Rendre publique la totalité des données d’une recherche. Annoncer à l’avance ce que sont les objectifs de la recherche. Et surtout, cesser d’évaluer l’importance d’une recherche sur la base du « facteur d’impact » de la revue qui l’a publiée. Ce sont trois des pistes de solution avancées dans la dernière décennie pour combattre un problème gênant : le grand nombre de recherches que d’autres chercheurs n’arrivent pas à reproduire.
On a commencé à entendre parler de « crise de la reproductibilité » en 2011 en psychologie: d’une part, une recherche a démontré combien il était facile pour un chercheur dans cette discipline de trouver des « faux positifs », soit des données qui lui « prouveraient » qu’il a raison; d’autre part, il y a eu un débat acrimonieux autour d’une expérience «classique» de 1996, citée plus de 2000 fois depuis, mais jamais reproduite.
Par le mot « reproductibilité », on fait référence à une réalité fondamentale aux avancées scientifiques depuis des siècles : pour être acceptable, une « découverte » doit pouvoir être reproduite par d’autres chercheurs. Autrement dit, une seule recherche pour une affirmation « révolutionnaire », ça ne suffit pas.
Mais l’idée d’une crise de la reproductibilité a gagné d’autres disciplines que la psychologie. Les études sur la nutrition ont ainsi perdu beaucoup de leur lustre dans la dernière décennie, un trop grand nombre d’entre elles semblant être faites sur mesure pour attirer l’attention du public et des médias, au détriment de leurs qualités scientifiques.
Enfin, bien qu’on se doutait depuis longtemps qu’une bonne partie des recherches biomédicales dites « préliminaires » n’aboutissaient pas à des percées prometteuses lorsqu’on fouillait plus en profondeur, l’ampleur du problème a surpris, raconte une journaliste du New Scientist : en 2011, une étude interne de la compagnie Bayer concluait que les deux tiers des pistes suivies par la compagnie à partir de recherches universitaires, n’aboutissaient pas. En 2012, la compagnie Amgen ajoutait que sur 53 études jugées importantes, seulement 5 avaient pu être reproduites. C’est en partie la raison pour laquelle, dans la dernière décennie, des journalistes scientifiques se sont mis à marteler encore plus souvent qu’avant qu’il faudrait être très prudent avant de parler d’une étude qui ne porte « que » sur des souris. Ou pire encore, avant de monter en épingle ses résultats « encourageants ».
Dernier facteur: les pressions exercées sur les chercheurs par le système des universités et des organismes subventionnaires pour publier le plus souvent possible —le fameux « publier ou périr ». Il y a par exemple longtemps qu’on constate un biais vers les résultats « positifs », parce que les chercheurs dont l’étude a abouti à des résultats négatifs seront moins enclins à prendre du temps pour écrire l’article.
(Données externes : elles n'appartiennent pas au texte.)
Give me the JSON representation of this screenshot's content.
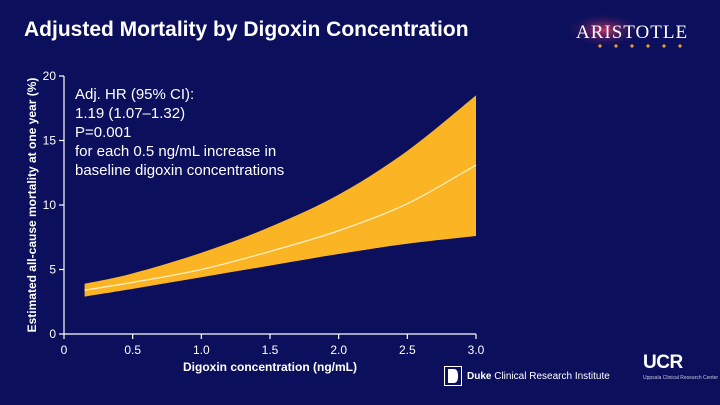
{
  "header": {
    "title": "Adjusted Mortality by Digoxin Concentration",
    "logo_text": "ARISTOTLE"
  },
  "colors": {
    "background": "#0b0f5c",
    "band": "#fbb424",
    "line": "#fff0c8",
    "axis": "#ffffff"
  },
  "chart_data": {
    "type": "area",
    "title": "",
    "xlabel": "Digoxin concentration (ng/mL)",
    "ylabel": "Estimated all-cause mortality at one year (%)",
    "xlim": [
      0,
      3.0
    ],
    "ylim": [
      0,
      20
    ],
    "x_ticks": [
      "0",
      "0.5",
      "1.0",
      "1.5",
      "2.0",
      "2.5",
      "3.0"
    ],
    "y_ticks": [
      "0",
      "5",
      "10",
      "15",
      "20"
    ],
    "grid": false,
    "series": [
      {
        "x": [
          0.15,
          0.5,
          1.0,
          1.5,
          2.0,
          2.5,
          3.0
        ],
        "lower": [
          2.9,
          3.5,
          4.4,
          5.3,
          6.2,
          7.0,
          7.6
        ],
        "mid": [
          3.4,
          4.0,
          5.0,
          6.4,
          8.0,
          10.1,
          13.1
        ],
        "upper": [
          3.9,
          4.7,
          6.3,
          8.3,
          10.8,
          14.2,
          18.5
        ]
      }
    ],
    "annotation": [
      "Adj. HR (95% CI):",
      "1.19 (1.07–1.32)",
      "P=0.001",
      "for each 0.5 ng/mL increase in",
      "baseline digoxin concentrations"
    ]
  },
  "footer": {
    "duke_bold": "Duke",
    "duke_rest": " Clinical Research Institute",
    "ucr_text": "UCR",
    "ucr_sub": "Uppsala Clinical Research Center"
  }
}
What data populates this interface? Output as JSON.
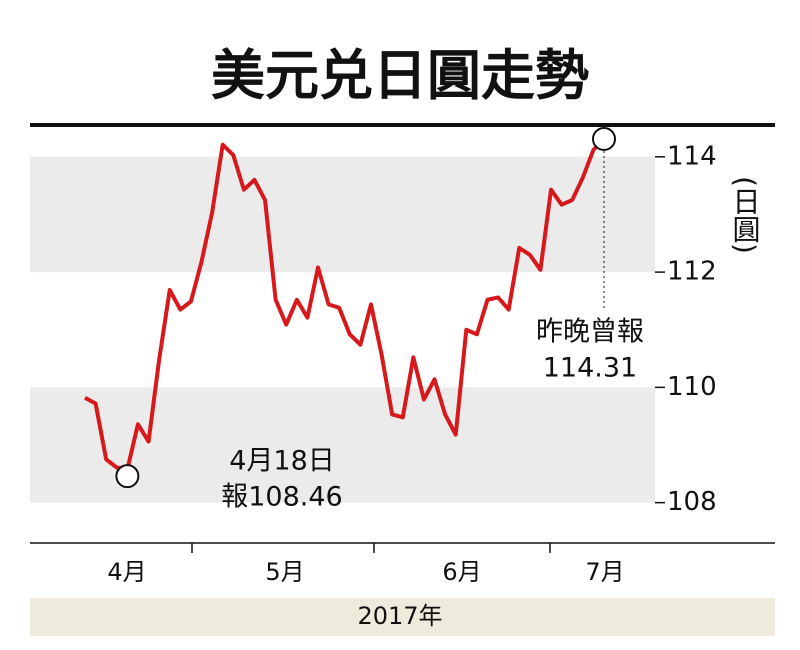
{
  "chart_data": {
    "type": "line",
    "title": "美元兑日圓走勢",
    "y_label": "(日圓)",
    "x_labels": [
      "4月",
      "5月",
      "6月",
      "7月"
    ],
    "x_title": "2017年",
    "series": [
      {
        "name": "USD/JPY",
        "color": "#d7191c",
        "values": [
          109.82,
          109.72,
          108.75,
          108.61,
          108.58,
          109.36,
          109.06,
          110.48,
          111.69,
          111.35,
          111.49,
          112.18,
          113.03,
          114.21,
          114.03,
          113.43,
          113.6,
          113.25,
          111.52,
          111.09,
          111.52,
          111.21,
          112.08,
          111.44,
          111.38,
          110.92,
          110.74,
          111.44,
          110.57,
          109.53,
          109.48,
          110.52,
          109.79,
          110.14,
          109.53,
          109.18,
          111.0,
          110.92,
          111.52,
          111.56,
          111.35,
          112.42,
          112.3,
          112.04,
          113.43,
          113.17,
          113.25,
          113.64,
          114.12,
          114.31
        ]
      }
    ],
    "annotations": [
      {
        "lines": [
          "4月18日",
          "報108.46"
        ],
        "value": 108.46
      },
      {
        "lines": [
          "昨晚曾報",
          "114.31"
        ],
        "value": 114.31
      }
    ],
    "ylim": [
      107.3,
      114.5
    ],
    "yticks": [
      108,
      110,
      112,
      114
    ],
    "bands": true
  }
}
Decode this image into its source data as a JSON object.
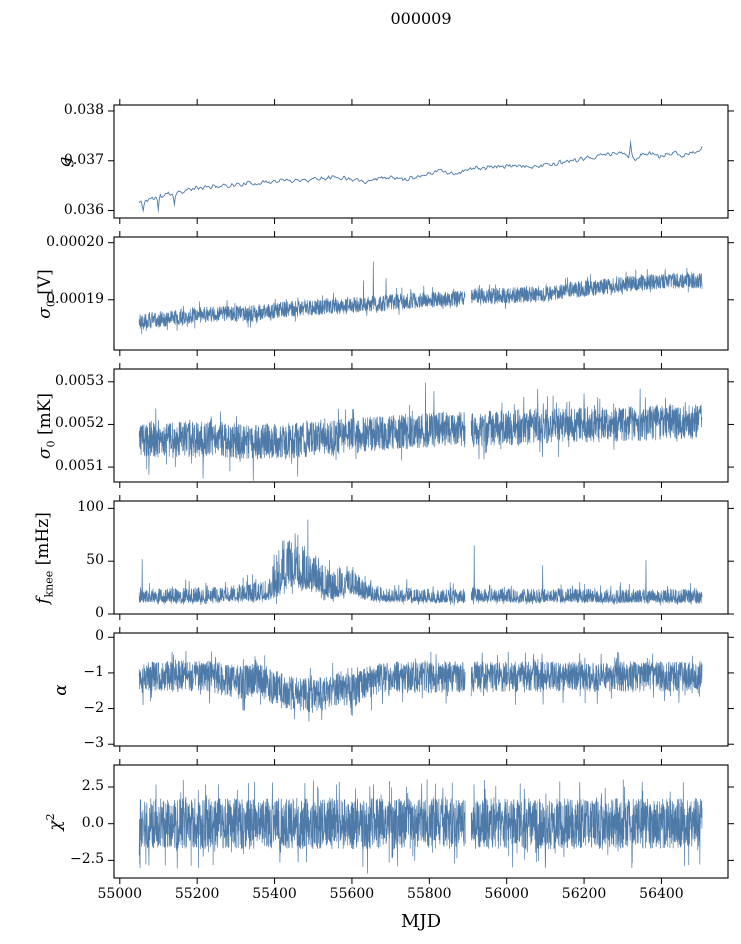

Et il y a longtemps qu’on se plaint de la tentation qu’ont certaines revues à monter en épingle certains titres, pour attirer davantage l’attention. Une piste de solution possible: imposer un « pré-enregistrement » des recherches, qui obligerait les chercheurs à décrire leur hypothèse et leurs objectifs, et qui les empêcherait d’en changer en cours de route, pour satisfaire aux critères de certaines revues.
Autre piste de solution possible: cesser d’accorder autant d’importance, dans les évaluations des chercheurs, au « facteur d’impact » des revues —c’est-à-dire qu’une publication dans une revue à haut facteur d’impact donne plus de « points » pour l’avancement de la carrière, augmentant la tentation de publier des recherches aux sujets plus « accrocheurs ».
L’approche du « pré-enregistrement » est notamment moussée par le Réseau reproductibilité, un organisme britannique qui s’est donné pour mission de proposer des réformes à la façon de faire du milieu scientifique. Le Center for Open Science, un organisme américain, propose une « étiquette » pour identifier les recherches qui ont été « pré-enregistrées », et une autre pour celles dont les chercheurs ont accepté de partager la totalité de leurs données. Le National Institutes of Health, le plus gros organisme subventionnaire de la recherche en santé aux États-Unis, imposera l’ an prochain que tous les récipiendaires partagent leurs données.
Dans le reportage récent du New Scientist, la journaliste scientifique Clare Wilson conclut que toutes les personnes concernées par ces réformes semblent s’entendre pour dire qu’il y a eu des progrès pour répondre aux « signaux d’alarme » entendus dans la dernière décennie. « Presque tous ont dit que c’était bien parti — mais qu’il y avait encore beaucoup de chemin à faire ».